First Priorities: Paying Off High-Cost Debt and Building a Safety Reserve

By Eric Tyson

Plenty of younger folks have debts to pay and lack an emergency reserve of money for unexpected expenses. High-cost debts, such as on a credit card, can be a major impediment to investing, in particular, and accomplishing your future personal and financial goals, in a broader sense. A high interest rate keeps the debt growing and can cause your debt to spiral out of control, which is why dealing with such consumer debt should be your first priority, just before establishing an emergency reserve.

Pay off high-cost consumer debt

Paying down debts isn’t nearly as exciting as investing, but it can make your investment decisions less difficult. Rather than spending your time investigating specific investments, paying off your debts with money you’ve saved may indeed be your best investment.

Consumer debt includes borrowing on credit cards, auto loans, and the like, which are often costly ways to borrow. Banks and other lenders charge higher interest rates for consumer debt than for debt for investments, such as real estate and business, because consumer loans are the riskiest type of loans for a lender. Risk means the chance of the borrower’s defaulting and being unable to pay back all that he or she borrowed.

Many folks have credit card debt that costs 18 percent or more per year in interest. Some credit cards levy interest rates well above 20 percent if you make a late payment or two. Reducing and eventually eliminating this debt with your savings is like putting your money in an investment with a guaranteed tax-free return equal to the rate that you pay on your debt.
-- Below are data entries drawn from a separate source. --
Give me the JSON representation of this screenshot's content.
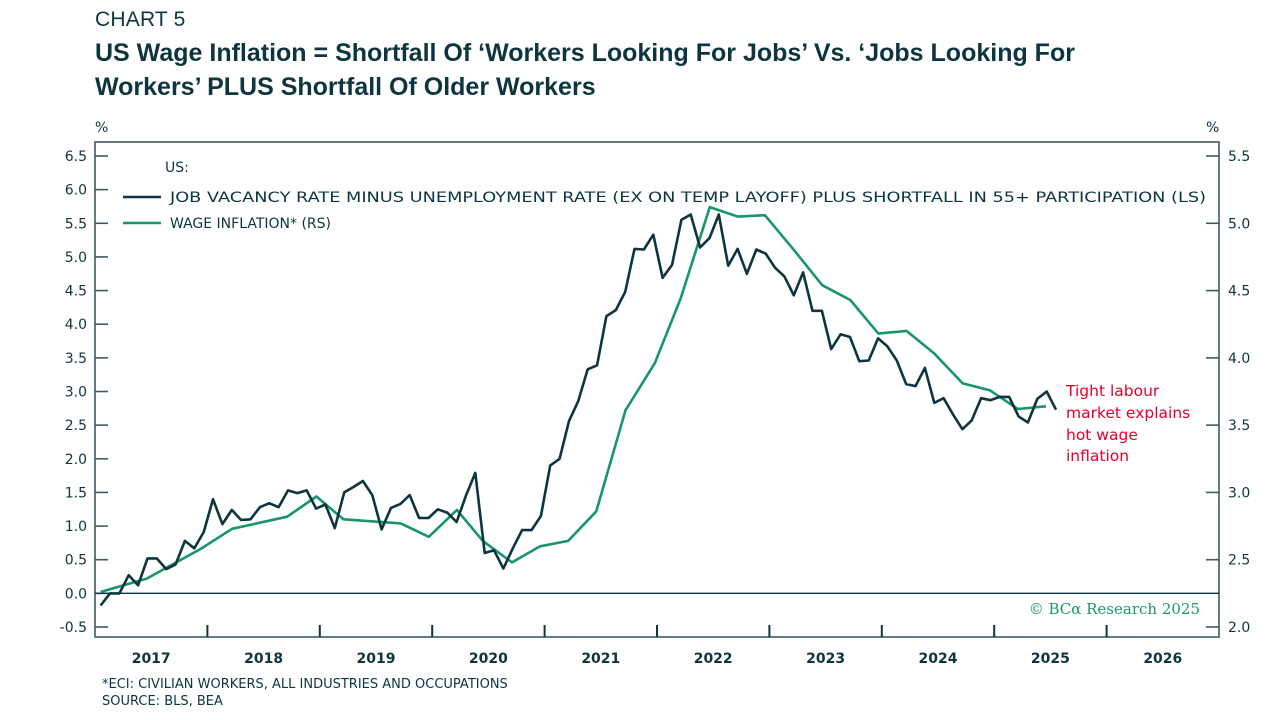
{
  "header": {
    "kicker": "CHART 5",
    "title_line1": "US Wage Inflation = Shortfall Of ‘Workers Looking For Jobs’ Vs. ‘Jobs Looking For",
    "title_line2": "Workers’ PLUS Shortfall Of Older Workers"
  },
  "footnote": {
    "line1": "*ECI: CIVILIAN WORKERS, ALL INDUSTRIES AND OCCUPATIONS",
    "line2": "SOURCE: BLS, BEA"
  },
  "colors": {
    "dark_series": "#0d3540",
    "green_series": "#17966a",
    "annotation": "#e4002b",
    "axis": "#3d5a63",
    "credit": "#1a9a6c"
  },
  "chart_data": {
    "type": "line",
    "title": "US Wage Inflation = Shortfall Of ‘Workers Looking For Jobs’ Vs. ‘Jobs Looking For Workers’ PLUS Shortfall Of Older Workers",
    "left_unit": "%",
    "right_unit": "%",
    "xlim": [
      2017.0,
      2027.0
    ],
    "ylim_left": [
      -0.5,
      6.5
    ],
    "ylim_right": [
      2.0,
      5.5
    ],
    "yticks_left": [
      "-0.5",
      "0.0",
      "0.5",
      "1.0",
      "1.5",
      "2.0",
      "2.5",
      "3.0",
      "3.5",
      "4.0",
      "4.5",
      "5.0",
      "5.5",
      "6.0",
      "6.5"
    ],
    "yticks_right": [
      "2.0",
      "2.5",
      "3.0",
      "3.5",
      "4.0",
      "4.5",
      "5.0",
      "5.5"
    ],
    "x_tick_labels": [
      "2017",
      "2018",
      "2019",
      "2020",
      "2021",
      "2022",
      "2023",
      "2024",
      "2025",
      "2026"
    ],
    "zero_line": true,
    "grid": false,
    "legend": {
      "heading": "US:",
      "position": "top-left",
      "entries": [
        "JOB VACANCY RATE MINUS UNEMPLOYMENT RATE (EX ON TEMP LAYOFF) PLUS SHORTFALL IN 55+ PARTICIPATION (LS)",
        "WAGE INFLATION* (RS)"
      ]
    },
    "annotation": [
      "Tight labour",
      "market explains",
      "hot wage",
      "inflation"
    ],
    "credit": "© BCα Research 2025",
    "series": [
      {
        "name": "JOB VACANCY RATE MINUS UNEMPLOYMENT RATE (EX ON TEMP LAYOFF) PLUS SHORTFALL IN 55+ PARTICIPATION (LS)",
        "axis": "left",
        "frequency": "monthly",
        "start": "2017-01",
        "values": [
          -0.18,
          0.0,
          0.0,
          0.27,
          0.12,
          0.52,
          0.52,
          0.36,
          0.43,
          0.78,
          0.67,
          0.91,
          1.4,
          1.03,
          1.24,
          1.09,
          1.1,
          1.28,
          1.34,
          1.28,
          1.53,
          1.49,
          1.53,
          1.26,
          1.32,
          0.97,
          1.5,
          1.58,
          1.67,
          1.46,
          0.95,
          1.27,
          1.33,
          1.46,
          1.12,
          1.12,
          1.25,
          1.2,
          1.06,
          1.45,
          1.79,
          0.6,
          0.64,
          0.37,
          0.67,
          0.94,
          0.94,
          1.15,
          1.9,
          2.0,
          2.56,
          2.86,
          3.33,
          3.39,
          4.12,
          4.21,
          4.48,
          5.12,
          5.11,
          5.33,
          4.69,
          4.88,
          5.55,
          5.63,
          5.14,
          5.28,
          5.63,
          4.87,
          5.12,
          4.75,
          5.11,
          5.05,
          4.84,
          4.71,
          4.43,
          4.77,
          4.2,
          4.2,
          3.63,
          3.85,
          3.81,
          3.45,
          3.46,
          3.79,
          3.67,
          3.46,
          3.11,
          3.08,
          3.35,
          2.83,
          2.9,
          2.66,
          2.44,
          2.57,
          2.9,
          2.87,
          2.92,
          2.92,
          2.63,
          2.54,
          2.89,
          3.0,
          2.73
        ]
      },
      {
        "name": "WAGE INFLATION* (RS)",
        "axis": "right",
        "frequency": "quarterly",
        "x": [
          2017.05,
          2017.46,
          2017.94,
          2018.22,
          2018.71,
          2018.97,
          2019.21,
          2019.72,
          2019.97,
          2020.22,
          2020.45,
          2020.71,
          2020.96,
          2021.21,
          2021.46,
          2021.72,
          2021.98,
          2022.21,
          2022.47,
          2022.72,
          2022.96,
          2023.22,
          2023.47,
          2023.72,
          2023.97,
          2024.22,
          2024.47,
          2024.72,
          2024.96,
          2025.21,
          2025.46
        ],
        "values": [
          2.26,
          2.36,
          2.58,
          2.73,
          2.82,
          2.97,
          2.8,
          2.77,
          2.67,
          2.87,
          2.64,
          2.48,
          2.6,
          2.64,
          2.86,
          3.61,
          3.96,
          4.44,
          5.12,
          5.05,
          5.06,
          4.8,
          4.54,
          4.43,
          4.18,
          4.2,
          4.03,
          3.81,
          3.76,
          3.62,
          3.64
        ]
      }
    ]
  }
}
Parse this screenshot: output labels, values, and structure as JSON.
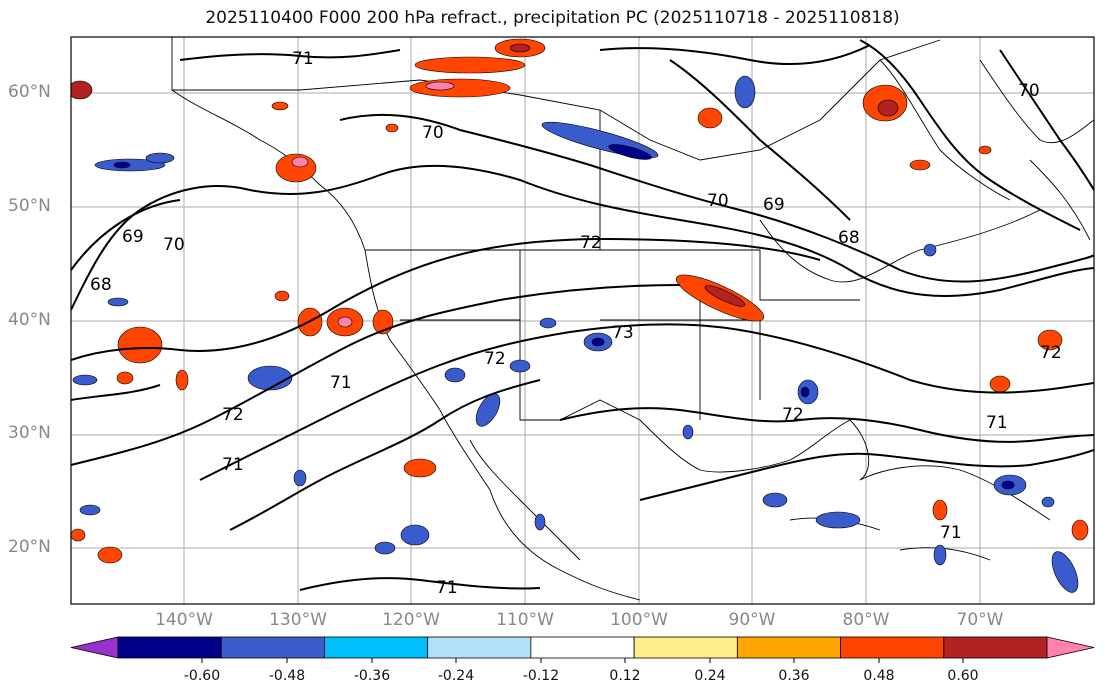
{
  "title": "2025110400 F000 200 hPa refract., precipitation PC (2025110718 - 2025110818)",
  "lat_labels": [
    "60°N",
    "50°N",
    "40°N",
    "30°N",
    "20°N"
  ],
  "lon_labels": [
    "140°W",
    "130°W",
    "120°W",
    "110°W",
    "100°W",
    "90°W",
    "80°W",
    "70°W"
  ],
  "contour_labels": [
    "71",
    "70",
    "70",
    "69",
    "72",
    "68",
    "69",
    "70",
    "68",
    "72",
    "73",
    "72",
    "71",
    "72",
    "71",
    "71",
    "72",
    "71",
    "71",
    "70"
  ],
  "colorbar": {
    "ticks": [
      "-0.60",
      "-0.48",
      "-0.36",
      "-0.24",
      "-0.12",
      "0.12",
      "0.24",
      "0.36",
      "0.48",
      "0.60"
    ],
    "colors": [
      "#9932cc",
      "#00008b",
      "#3a5bcc",
      "#00bfff",
      "#b0e0fa",
      "#ffffff",
      "#ffec8b",
      "#ffa500",
      "#ff4500",
      "#b22222",
      "#ff82ab"
    ]
  }
}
For example, if you have outstanding credit card debt at 18 percent interest, paying off that debt is the same as putting your money to work in an investment with a guaranteed 18 percent tax-free annual return. Because the interest on consumer debt isn’t tax-deductible, you would need to earn more than 18 percent by investing your money elsewhere to net 18 percent after paying taxes. Earning such high investing returns is highly unlikely, and to earn those returns, you’d be forced to take great risk.

Consumer debt is hazardous to your long-term financial health (not to mention damaging to your credit score and future ability to borrow for a home or otherwise investments) because it encourages you to borrow against your future earnings.

Tapping credit card debt may make sense if you’re financing a business. If you don’t have home equity, personal loans (through a credit card or auto loan) may actually be your lowest-cost source of small-business financing.

Establish an emergency reserve

You never know what life will bring, so having an accessible reserve of cash to meet unexpected expenses makes good financial sense. If you have generous parents or dear relatives, you can certainly consider using them as your emergency reserve. Just be sure you ask them in advance how they feel about that before you count on receiving funding from them. If you don’t have a financially flush family member, the onus is on you to establish a reserve.

You should have at least three months’ worth of living expenses to as much as six months’ worth of living expenses as an emergency reserve. Invest this personal-safety-net money in a money market fund. You may also be able to borrow against your employer-based retirement account or against your home equity, should you find yourself in a bind, but these options are much less desirable.

If you don’t have a financial safety net, you may be forced, under duress, to sell an investment (at a relatively low price) that you’ve worked hard for. And selling some investments, such as real estate, can take time and cost significant money (transaction costs, taxes, and so on).

Riskier investments like stocks aren’t a suitable place to keep your emergency money invested. While stocks historically have returned about 9 percent per year, about one-third of the time, stocks decline in value in a given year, sometimes substantially. Stocks can drop and have dropped 20, 30, or 50 percent or more over relatively short periods of time. Suppose that such a decline coincides with an emergency, such as the loss of your job or a health problem that creates major medical bills. Your situation may force you to sell at a loss, perhaps a substantial one. Stocks are intended to be a longer-term investment, not an investment that you expect (or need) to sell in the near future.